The Future of Instant Purge
Looking ahead, we're working on ways to make our purging system even more performant and scalable, and always before we need to. We always want to stay ahead of demand with 10x the capacity we currently need. Our goal is to increase capacity from hundreds of thousands of requests per second to millions per second, and we believe we can expand on the optimizations and techniques we’ve already implemented around grouping things together to achieve the next level of performance and scale. It's a continuous process of innovation to stay ahead of growing demands.
In the end, it's about building a dynamic architecture that can adapt and scale as needs evolve. By approaching the problem differently and embracing decentralization, we've created a system that delivers on the promise of truly instant purging.

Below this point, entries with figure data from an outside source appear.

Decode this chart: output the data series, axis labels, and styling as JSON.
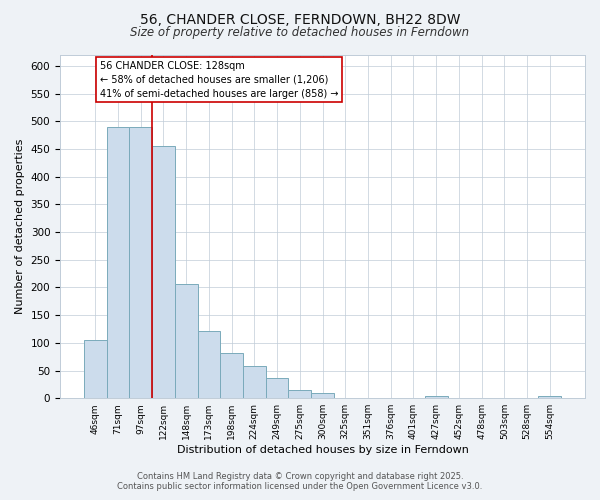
{
  "title": "56, CHANDER CLOSE, FERNDOWN, BH22 8DW",
  "subtitle": "Size of property relative to detached houses in Ferndown",
  "xlabel": "Distribution of detached houses by size in Ferndown",
  "ylabel": "Number of detached properties",
  "bar_labels": [
    "46sqm",
    "71sqm",
    "97sqm",
    "122sqm",
    "148sqm",
    "173sqm",
    "198sqm",
    "224sqm",
    "249sqm",
    "275sqm",
    "300sqm",
    "325sqm",
    "351sqm",
    "376sqm",
    "401sqm",
    "427sqm",
    "452sqm",
    "478sqm",
    "503sqm",
    "528sqm",
    "554sqm"
  ],
  "bar_values": [
    105,
    490,
    490,
    455,
    207,
    122,
    82,
    58,
    36,
    15,
    10,
    0,
    0,
    0,
    0,
    4,
    0,
    0,
    0,
    0,
    4
  ],
  "bar_color": "#ccdcec",
  "bar_edgecolor": "#7aaabb",
  "vline_color": "#cc0000",
  "annotation_line1": "56 CHANDER CLOSE: 128sqm",
  "annotation_line2": "← 58% of detached houses are smaller (1,206)",
  "annotation_line3": "41% of semi-detached houses are larger (858) →",
  "annotation_fontsize": 7.0,
  "title_fontsize": 10,
  "subtitle_fontsize": 8.5,
  "xlabel_fontsize": 8,
  "ylabel_fontsize": 8,
  "ylim": [
    0,
    620
  ],
  "yticks": [
    0,
    50,
    100,
    150,
    200,
    250,
    300,
    350,
    400,
    450,
    500,
    550,
    600
  ],
  "footer_line1": "Contains HM Land Registry data © Crown copyright and database right 2025.",
  "footer_line2": "Contains public sector information licensed under the Open Government Licence v3.0.",
  "bg_color": "#eef2f6",
  "plot_bg_color": "#ffffff",
  "grid_color": "#c0ccd8"
}
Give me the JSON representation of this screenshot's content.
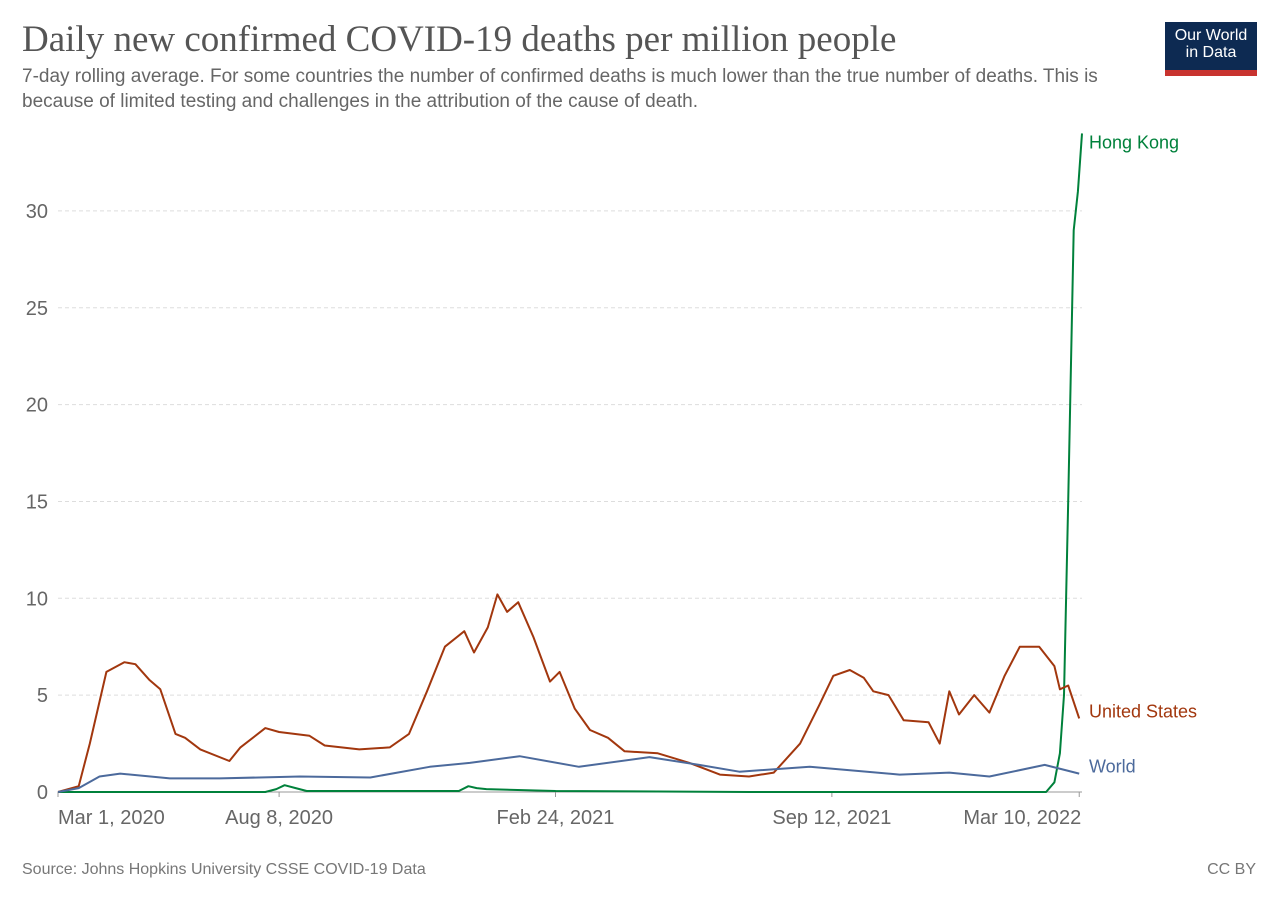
{
  "chart_data": {
    "type": "line",
    "title": "Daily new confirmed COVID-19 deaths per million people",
    "subtitle": "7-day rolling average. For some countries the number of confirmed deaths is much lower than the true number of deaths. This is because of limited testing and challenges in the attribution of the cause of death.",
    "x_unit": "days since Mar 1, 2020",
    "xlim": [
      0,
      741
    ],
    "ylim": [
      0,
      34
    ],
    "yticks": [
      0,
      5,
      10,
      15,
      20,
      25,
      30
    ],
    "xticks": [
      {
        "day": 0,
        "label": "Mar 1, 2020"
      },
      {
        "day": 160,
        "label": "Aug 8, 2020"
      },
      {
        "day": 360,
        "label": "Feb 24, 2021"
      },
      {
        "day": 560,
        "label": "Sep 12, 2021"
      },
      {
        "day": 739,
        "label": "Mar 10, 2022"
      }
    ],
    "grid": true,
    "series": [
      {
        "name": "Hong Kong",
        "color": "#00813b",
        "x": [
          0,
          150,
          158,
          164,
          172,
          180,
          290,
          297,
          303,
          310,
          360,
          500,
          715,
          721,
          725,
          728,
          731,
          735,
          738,
          741
        ],
        "y": [
          0,
          0,
          0.15,
          0.35,
          0.2,
          0.05,
          0.05,
          0.3,
          0.2,
          0.15,
          0.05,
          0,
          0,
          0.5,
          2,
          5,
          15,
          29,
          31,
          34
        ]
      },
      {
        "name": "United States",
        "color": "#a2370e",
        "x": [
          0,
          15,
          23,
          35,
          48,
          56,
          66,
          74,
          85,
          92,
          103,
          124,
          132,
          150,
          160,
          182,
          193,
          218,
          240,
          254,
          267,
          280,
          294,
          301,
          311,
          318,
          325,
          333,
          344,
          356,
          363,
          374,
          385,
          398,
          410,
          434,
          457,
          479,
          500,
          518,
          537,
          551,
          561,
          573,
          583,
          590,
          601,
          612,
          630,
          638,
          645,
          652,
          663,
          674,
          685,
          696,
          710,
          721,
          725,
          731,
          739
        ],
        "y": [
          0,
          0.3,
          2.5,
          6.2,
          6.7,
          6.6,
          5.8,
          5.3,
          3.0,
          2.8,
          2.2,
          1.6,
          2.3,
          3.3,
          3.1,
          2.9,
          2.4,
          2.2,
          2.3,
          3.0,
          5.2,
          7.5,
          8.3,
          7.2,
          8.5,
          10.2,
          9.3,
          9.8,
          8.0,
          5.7,
          6.2,
          4.3,
          3.2,
          2.8,
          2.1,
          2.0,
          1.5,
          0.9,
          0.8,
          1.0,
          2.5,
          4.5,
          6.0,
          6.3,
          5.9,
          5.2,
          5.0,
          3.7,
          3.6,
          2.5,
          5.2,
          4.0,
          5.0,
          4.1,
          6.0,
          7.5,
          7.5,
          6.5,
          5.3,
          5.5,
          3.8
        ]
      },
      {
        "name": "World",
        "color": "#4c6a9c",
        "x": [
          0,
          15,
          30,
          45,
          81,
          117,
          175,
          226,
          269,
          298,
          334,
          377,
          428,
          464,
          493,
          544,
          609,
          645,
          674,
          714,
          739
        ],
        "y": [
          0,
          0.2,
          0.8,
          0.95,
          0.7,
          0.7,
          0.8,
          0.75,
          1.3,
          1.5,
          1.85,
          1.3,
          1.8,
          1.4,
          1.05,
          1.3,
          0.9,
          1.0,
          0.8,
          1.4,
          0.95
        ]
      }
    ]
  },
  "logo": {
    "line1": "Our World",
    "line2": "in Data"
  },
  "footer": {
    "source": "Source: Johns Hopkins University CSSE COVID-19 Data",
    "license": "CC BY"
  }
}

This article contains “forward-looking” statements that are based on Fastly’s beliefs and assumptions and on information currently available to Fastly on the date of this article. Forward-looking statements may involve known and unknown risks, uncertainties, and other factors that may cause our actual results, performance, or achievements to be materially different from those expressed or implied by the forward-looking statements. These statements include, but are not limited to, statements regarding future product performance and our vision and objectives for future operations. Except as required by law, Fastly assumes no obligation to update these forward-looking statements publicly, or to update the reasons actual results could differ materially from those anticipated in the forward-looking statements, even if new information becomes available in the future. Important factors that could cause Fastly’s actual results to differ materially are detailed from time to time in the reports Fastly files with the Securities and Exchange Commission (SEC), including in our Annual Report on Form 10-K for the fiscal year ended December 31, 2024, and our Quarterly Reports on Form 10-Q. Copies of reports filed with the SEC are posted on Fastly’s website and are available from Fastly without charge.